Se apartó cuando le apeteció, se quitó la camiseta, me dio la vuelta y contra la pared se pegó a mi mientras se quitaba el cinturón y se desabrochaba los botones. El sólo sonido de la hebilla ya me estaba poniendo a mil sólo de imaginar lo que vendría después. Se sacó la polla y me la pegó al culo, la pasó despacio y pude notar su calor, su dureza y la humedad que empezaba a desprender. La acercó a mi entrada y la rozó, con la punta, haciendo amagos de querer entrar "La quieres ¿eh, niña?" me dijo en mi oído antes de darme un toque con ella. "Voy a follarte tan fuerte y va a gustarte tanto que suplicarás por más".

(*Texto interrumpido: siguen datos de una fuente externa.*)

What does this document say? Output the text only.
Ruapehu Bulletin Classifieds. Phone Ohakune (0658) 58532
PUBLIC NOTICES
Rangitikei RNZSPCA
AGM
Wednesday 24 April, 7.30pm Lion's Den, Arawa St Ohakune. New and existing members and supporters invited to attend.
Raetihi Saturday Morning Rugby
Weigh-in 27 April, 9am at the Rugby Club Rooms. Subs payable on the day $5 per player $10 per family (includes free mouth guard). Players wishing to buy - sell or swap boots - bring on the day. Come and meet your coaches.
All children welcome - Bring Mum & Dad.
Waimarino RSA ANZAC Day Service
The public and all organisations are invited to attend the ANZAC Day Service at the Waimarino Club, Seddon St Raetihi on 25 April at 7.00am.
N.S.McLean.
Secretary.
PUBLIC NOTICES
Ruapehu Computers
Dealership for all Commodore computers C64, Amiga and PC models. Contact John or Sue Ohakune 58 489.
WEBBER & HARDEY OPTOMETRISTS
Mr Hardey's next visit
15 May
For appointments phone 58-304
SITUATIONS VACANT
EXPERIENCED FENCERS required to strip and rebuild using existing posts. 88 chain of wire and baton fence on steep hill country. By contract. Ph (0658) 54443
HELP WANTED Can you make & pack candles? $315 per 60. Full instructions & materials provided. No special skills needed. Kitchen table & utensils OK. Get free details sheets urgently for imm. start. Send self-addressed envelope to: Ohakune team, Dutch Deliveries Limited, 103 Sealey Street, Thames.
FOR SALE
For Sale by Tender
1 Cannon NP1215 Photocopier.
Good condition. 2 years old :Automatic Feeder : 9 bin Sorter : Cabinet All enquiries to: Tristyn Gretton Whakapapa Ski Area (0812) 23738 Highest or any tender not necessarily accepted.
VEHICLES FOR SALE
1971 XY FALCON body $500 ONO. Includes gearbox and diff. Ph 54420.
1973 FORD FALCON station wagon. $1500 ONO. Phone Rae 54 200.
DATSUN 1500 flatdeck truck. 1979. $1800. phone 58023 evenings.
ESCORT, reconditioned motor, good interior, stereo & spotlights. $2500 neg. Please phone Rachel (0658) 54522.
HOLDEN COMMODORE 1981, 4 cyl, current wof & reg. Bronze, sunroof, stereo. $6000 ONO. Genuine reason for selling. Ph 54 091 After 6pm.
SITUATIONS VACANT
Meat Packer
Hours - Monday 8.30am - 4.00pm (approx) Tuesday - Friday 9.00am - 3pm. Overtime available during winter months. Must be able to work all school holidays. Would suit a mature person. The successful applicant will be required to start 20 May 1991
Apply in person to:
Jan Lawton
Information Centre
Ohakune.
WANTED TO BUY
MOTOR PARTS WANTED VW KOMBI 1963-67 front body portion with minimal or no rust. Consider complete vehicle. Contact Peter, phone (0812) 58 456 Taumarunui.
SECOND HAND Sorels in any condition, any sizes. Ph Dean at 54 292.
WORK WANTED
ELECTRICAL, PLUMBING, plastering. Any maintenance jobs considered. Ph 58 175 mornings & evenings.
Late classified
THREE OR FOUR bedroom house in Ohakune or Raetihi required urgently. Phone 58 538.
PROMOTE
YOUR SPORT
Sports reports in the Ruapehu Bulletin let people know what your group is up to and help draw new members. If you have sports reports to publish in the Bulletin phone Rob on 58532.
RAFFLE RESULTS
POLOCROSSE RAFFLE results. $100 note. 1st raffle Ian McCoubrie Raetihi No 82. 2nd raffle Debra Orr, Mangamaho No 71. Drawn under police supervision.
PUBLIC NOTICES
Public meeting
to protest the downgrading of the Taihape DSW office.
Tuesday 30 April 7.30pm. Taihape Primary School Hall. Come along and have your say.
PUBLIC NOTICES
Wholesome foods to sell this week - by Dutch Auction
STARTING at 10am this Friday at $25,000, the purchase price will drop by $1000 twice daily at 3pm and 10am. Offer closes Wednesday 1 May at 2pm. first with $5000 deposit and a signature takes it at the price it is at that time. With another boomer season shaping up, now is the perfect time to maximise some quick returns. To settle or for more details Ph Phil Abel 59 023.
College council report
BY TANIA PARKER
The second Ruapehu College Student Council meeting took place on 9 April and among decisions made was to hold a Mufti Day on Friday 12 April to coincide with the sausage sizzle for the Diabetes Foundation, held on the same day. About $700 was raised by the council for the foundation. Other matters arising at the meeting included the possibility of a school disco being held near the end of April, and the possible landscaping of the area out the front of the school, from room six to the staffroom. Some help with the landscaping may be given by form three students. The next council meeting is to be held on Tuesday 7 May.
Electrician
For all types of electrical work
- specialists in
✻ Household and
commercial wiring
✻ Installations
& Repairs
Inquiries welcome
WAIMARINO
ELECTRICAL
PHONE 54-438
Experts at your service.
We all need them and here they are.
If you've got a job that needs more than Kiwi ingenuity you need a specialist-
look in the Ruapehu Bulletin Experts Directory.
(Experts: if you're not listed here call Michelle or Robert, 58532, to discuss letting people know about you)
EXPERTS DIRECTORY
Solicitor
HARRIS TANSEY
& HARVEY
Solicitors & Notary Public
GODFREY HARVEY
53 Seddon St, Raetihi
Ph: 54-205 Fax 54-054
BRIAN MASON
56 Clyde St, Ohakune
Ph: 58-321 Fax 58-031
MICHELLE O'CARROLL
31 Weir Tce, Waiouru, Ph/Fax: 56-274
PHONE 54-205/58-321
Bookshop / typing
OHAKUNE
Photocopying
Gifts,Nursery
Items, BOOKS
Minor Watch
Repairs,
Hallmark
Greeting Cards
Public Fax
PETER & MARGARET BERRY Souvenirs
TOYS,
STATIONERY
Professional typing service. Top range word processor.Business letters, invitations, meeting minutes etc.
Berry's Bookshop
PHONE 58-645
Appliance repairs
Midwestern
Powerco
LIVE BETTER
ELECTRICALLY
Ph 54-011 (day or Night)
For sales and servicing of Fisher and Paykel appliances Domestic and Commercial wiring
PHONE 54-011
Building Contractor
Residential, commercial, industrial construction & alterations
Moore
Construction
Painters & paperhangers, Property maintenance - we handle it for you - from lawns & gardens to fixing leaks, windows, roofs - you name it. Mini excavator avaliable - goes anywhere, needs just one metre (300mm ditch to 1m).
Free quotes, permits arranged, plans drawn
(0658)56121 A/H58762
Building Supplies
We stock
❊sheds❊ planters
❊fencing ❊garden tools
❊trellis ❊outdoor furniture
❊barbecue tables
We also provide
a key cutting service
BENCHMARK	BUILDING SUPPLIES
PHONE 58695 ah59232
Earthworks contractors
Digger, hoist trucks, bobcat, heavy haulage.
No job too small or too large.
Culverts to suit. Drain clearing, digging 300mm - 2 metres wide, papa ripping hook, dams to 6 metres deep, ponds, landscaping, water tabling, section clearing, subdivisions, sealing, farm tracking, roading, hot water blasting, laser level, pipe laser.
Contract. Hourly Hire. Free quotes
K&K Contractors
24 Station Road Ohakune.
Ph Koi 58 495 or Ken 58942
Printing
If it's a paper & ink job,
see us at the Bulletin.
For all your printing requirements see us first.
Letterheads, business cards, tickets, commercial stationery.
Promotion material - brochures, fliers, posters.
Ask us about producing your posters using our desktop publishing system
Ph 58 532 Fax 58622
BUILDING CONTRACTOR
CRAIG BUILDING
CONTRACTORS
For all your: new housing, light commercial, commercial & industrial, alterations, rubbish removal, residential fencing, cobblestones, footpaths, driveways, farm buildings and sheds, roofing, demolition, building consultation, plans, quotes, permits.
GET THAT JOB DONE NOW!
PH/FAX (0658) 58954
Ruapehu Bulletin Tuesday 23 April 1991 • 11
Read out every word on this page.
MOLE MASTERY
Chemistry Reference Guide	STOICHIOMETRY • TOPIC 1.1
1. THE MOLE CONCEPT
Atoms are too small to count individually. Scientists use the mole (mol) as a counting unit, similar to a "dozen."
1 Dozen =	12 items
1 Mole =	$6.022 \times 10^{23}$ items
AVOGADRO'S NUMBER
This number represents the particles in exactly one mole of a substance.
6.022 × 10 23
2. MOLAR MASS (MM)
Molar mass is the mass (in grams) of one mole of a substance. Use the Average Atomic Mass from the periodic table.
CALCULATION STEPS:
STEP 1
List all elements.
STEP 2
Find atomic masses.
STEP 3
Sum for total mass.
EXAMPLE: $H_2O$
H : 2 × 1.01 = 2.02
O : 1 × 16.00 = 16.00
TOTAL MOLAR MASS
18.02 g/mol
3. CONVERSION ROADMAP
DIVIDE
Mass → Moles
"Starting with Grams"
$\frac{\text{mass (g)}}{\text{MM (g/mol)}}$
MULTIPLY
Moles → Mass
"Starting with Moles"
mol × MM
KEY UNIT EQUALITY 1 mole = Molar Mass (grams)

Me apartó de la pared y me puso contra la encimera, me inclinó, agarró mis nalgas y abrió para pasarme la mano antes de penetrarme desde atrás con un dedo. Me azotó, no una, ni dos, ni tres, sino varias veces y podía notar el calor que emanaba mi cachete, casi podía imaginar la rojez que había dejado en el. Metió uno, dos, y hasta tres dedos en mi, entraba y salía despacio y luego acelerando el ritmo, mientras que con la otra mano me agarraba del cuello y llevaba sus dedos hasta mi boca para sujetarme desde ahí. Le mordí, apartó la mano y me dio otro azote. Llevó su polla hasta mi entrada y me la metió de una embestida haciéndome soltar un pequeño grito de sorpresa y placer. Cogió mi pelo con su mano y me embistió mientras mi cabeza era echada hacía atrás por los tirones y me tenía completamente arqueada, sometida, poseída.

Mis pechos bailaban al compás de las embestidas y pronto llevó una de sus manos hasta a ellos, para masajearlos y pellizcarlos. "Más... mas fuerte, fóllame más fuerte" , era lo único que alcanzaba a decir yo. Se salía de mi con demasiada facilidad, estaba muy mojada y entraba y salía de mi cada vez más y más deprisa. Tendría una visión perfecta de su polla entrando y saliendo de mi cuerpo, una imagen tan excitante como explicita a partes iguales que me hubiera gustado observar. A ratos se pegaba tanto a mi cuerpo que sentía el cosquilleo de su pecho en mi espalda, del roce de su cuerpo y el mio, jodiendo como posesos.

Cada empujón era más fuerte que el anterior. No sabía como dar con la manera de tocarme, como abarcar el máximo de mi cuerpo con sus manos. Bajó con sus dedos por mi vientre, llegando hasta mi sexo inflamado y empapado, trazó unos cuantos círculos que bastaron para catapultarme al orgasmo más profundo, hacer que me corriera con su polla dentro de mi, contrayendo mis músculos alrededor de su erección y gimiendo sin control mientras respiraba con dificultad y el corazón se me disparaba.

Salió de mi, me dio la vuelta y me puso de rodillas, empezó a masturbarse mientras me acariciaba los labios y bajaba sus dedos a mi pecho, sin dejar de mirarme se corrió en ellos y la restregó, como quien pinta un lienzo con mimo. Los dos respirábamos agitadamente y entre tanto alboroto no alcancé a oir la puerta.

  • Mayka, ya estamos en casa. - La escuché decir. - al final hemos venido antes.
  • Mierda, mi madre... vístete. - me pasé la mano por el pecho rápidamente y me puse de pie recogiendo la ropa del suelo. - Será mejor que te vayas, ¡ya!.
Al final salió por la puerta de atrás cuando mi madre entró a la cocina y me pilló de espaldas como ella me trajo al mundo.